Madame Elisabeth LAPORTE, greffier présente lors des débats et de la mise à disposition.
DÉBATS :
à l’audience publique du 23 Janvier 2025
JUGEMENT :
Réputé contradictoire
en premier ressort
Par mise à disposition au greffe
DEMANDEURS
Monsieur [M] [P]
né le [Date naissance 2] 1973 à [Localité 10]
de nationalité Française
[Adresse 6]
[Localité 4]
représenté par Maître Daniel RUMEAU de la SCP RUMEAU, avocats au barreau de BORDEAUX
Madame [X] [D] épouse [P]
née le [Date naissance 1] 1980 à [Localité 14]
de nationalité Française
[Adresse 6]
[Localité 4]
représentée par Maître Daniel RUMEAU de la SCP RUMEAU, avocats au barreau de BORDEAUX
DEFENDERESSES
Madame [H] [V]
de nationalité Française
[Adresse 5]
[Localité 4]
défaillante
S.A. GMF ASSURANCES prise en la personne de son représentant légal domicilié es qualités audit siège
[Adresse 3]
[Localité 7]
représentée par Maître Paola JOLY de la SCP BAYLE – JOLY, avocats au barreau de BORDEAUX
EXPOSÉ DES FAITS ET DE LA PROCÉDURE
Dans la nuit du 18 au 19 octobre 2021, les ânes, propriétés des époux [P], assurés auprès de la S.A. AXA, ont été victimes de morsures par les chiens appartenant à Madame [V], assurée auprès de la S.A GMF ASSURANCES.
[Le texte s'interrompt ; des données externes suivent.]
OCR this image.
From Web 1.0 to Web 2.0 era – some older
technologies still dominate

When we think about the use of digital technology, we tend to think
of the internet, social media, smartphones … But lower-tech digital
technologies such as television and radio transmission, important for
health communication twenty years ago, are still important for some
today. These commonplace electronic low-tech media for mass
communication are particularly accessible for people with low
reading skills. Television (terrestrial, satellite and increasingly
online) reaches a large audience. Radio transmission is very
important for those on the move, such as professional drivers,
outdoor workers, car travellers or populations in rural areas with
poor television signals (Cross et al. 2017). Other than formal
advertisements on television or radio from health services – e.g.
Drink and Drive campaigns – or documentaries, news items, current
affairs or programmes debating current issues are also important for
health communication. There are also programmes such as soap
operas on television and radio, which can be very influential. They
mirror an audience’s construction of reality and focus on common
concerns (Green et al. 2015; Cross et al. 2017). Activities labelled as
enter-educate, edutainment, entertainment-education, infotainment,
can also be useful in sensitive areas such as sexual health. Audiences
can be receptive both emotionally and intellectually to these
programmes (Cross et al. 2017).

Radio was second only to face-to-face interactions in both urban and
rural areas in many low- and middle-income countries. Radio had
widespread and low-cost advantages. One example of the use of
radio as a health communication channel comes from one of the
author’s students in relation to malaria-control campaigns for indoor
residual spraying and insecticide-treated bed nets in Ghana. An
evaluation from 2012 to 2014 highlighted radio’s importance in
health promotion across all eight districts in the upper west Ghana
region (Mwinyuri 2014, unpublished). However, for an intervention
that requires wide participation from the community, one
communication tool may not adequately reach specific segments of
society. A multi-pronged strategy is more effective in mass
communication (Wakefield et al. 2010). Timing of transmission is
Deux des ânes ont été sévèrement blessés, l’âne [J] succombant à ses blessures.
Monsieur [P] a déposé plainte le 21 octobre 2021 et a déclaré le sinistre auprès de son assureur la S.A. AXA.
La S.A. AXA s’est adressée à l’assureur de Madame [V], la S.A. GMF ASSURANCE sollicitant la prise en charge du sinistre sur le fondement de l’article 1243 du code civil.
La S.A. GMF ASSURANCES a opposé un refus de garantie invoquant une clause d’exclusion prévue aux conditions générales s’agissant des dommages causés par des chiens de catégorie 1 et 2.
Contestant cette exclusion de garantie, les époux [P] ont, par actes d’huissier délivrés les 24 mars et 03 avril 2023, fait assigner devant le présent tribunal Madame [V] et La S.A. GMF ASSURANCES pour voir indemniser leur préjudice.
L’ordonnance de clôture a été rendue le 17 septembre 2024 et l’affaire a été appelée à l’audience du 23 janvier 2025 au cours de laquelle elle a été retenue puis mise en délibéré par mise à disposition au greffe à la date de ce jour, les parties en ayant été informées selon les modalités de l’article 450 alinéa 2 du Code de Procédure Civile.
PRÉTENTIONS DES PARTIES
Par conclusions responsives et récapitulatives notifiées par voie électronique le 24 septembre 2024, les époux [P] demandent au tribunal de :
— Ordonner le rabat de l’ordonnance de clôture au jour des plaidoiries.
— Juger que Madame [V] est responsable du préjudice subi par les époux [P] sur le fondement de l’article 1243 du Code Civil.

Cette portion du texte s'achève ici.